FD504 Coffee Table | コーヒーテーブル


About

Designer: Tove & Edvard Kindt-Larsen(トーヴェ&エドヴァルド・キント・ラーセン)
Manufacturer: France & Daverkosen(France & Son)
Year: 1958
Material: Teak
Size: W150 × D50 × H46.5 cm / W120 × D49.5 × H45.5 cm


Story

FD504 コーヒーテーブルは、1958年にデザインされたミッドセンチュリーデンマークの代表的な作品であり、エドヴァルド・キント・ラーセンとトーヴェ・キント・ラーセン夫妻の協働によって生み出されました。夫妻のデザインは、師であるコーア・クリントの厳格な機能主義を基礎にしながらも、柔らかな曲線や有機的なフォルムを取り入れることで「ソフト・モダニズム」を実現しました。このテーブルはまさにその理念を体現し、機能性と温かみを両立させています。

天板の最大の特徴は両端に立ち上がりを持つ彫刻的なエッジであり、視覚的なアクセントであると同時に、物が滑り落ちるのを防ぐ実用的な役割も果たしています。天板には当時の量産家具としては珍しく、ソリッドチーク材が使用されており、高度な職人技術によって削り出されたディテールは、France & Søn が誇る工業技術とクラフトマンシップの融合を示しています。

さらに、スリムに絞られた脚部と、それを支える弓形のアンダーフレームは、構造的な安定性を確保すると同時に、全体のフォルムに軽快さと流動的な美しさをもたらしています。この曲線的な補強構造は、機能性を兼ね備えた装飾的要素としてデザインに統合されており、夫妻の設計思想の真髄を表しています。

素材にはチーク材が用いられ、その黄金色の木肌は時を経て深みのある経年変化を見せます。仕上げにはオイルが施され、木目を際立たせつつ耐久性を高めています。
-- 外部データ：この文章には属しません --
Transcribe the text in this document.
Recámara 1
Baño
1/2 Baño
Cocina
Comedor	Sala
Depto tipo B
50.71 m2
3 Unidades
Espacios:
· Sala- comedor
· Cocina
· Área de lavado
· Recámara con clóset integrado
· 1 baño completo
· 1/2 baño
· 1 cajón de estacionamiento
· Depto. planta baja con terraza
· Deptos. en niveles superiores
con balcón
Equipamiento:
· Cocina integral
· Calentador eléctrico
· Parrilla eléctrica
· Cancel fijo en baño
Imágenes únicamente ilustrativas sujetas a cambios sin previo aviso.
1950年代後半、アメリカを中心にデンマーク家具が国際市場に広がるなかで、FD504は高級感と親しみやすさを兼ね備えたデザインとして輸出戦略の中核を担いました。

製造を担ったFrance & Søn(旧France & Daverkosen)は、工業的効率性と職人技の両立を目指した企業であり、チーク材家具の量産技術を確立することで国際的成功を収めました。FD504はその技術力と設計哲学の結晶として、現在もヴィンテージ市場で高く評価されています。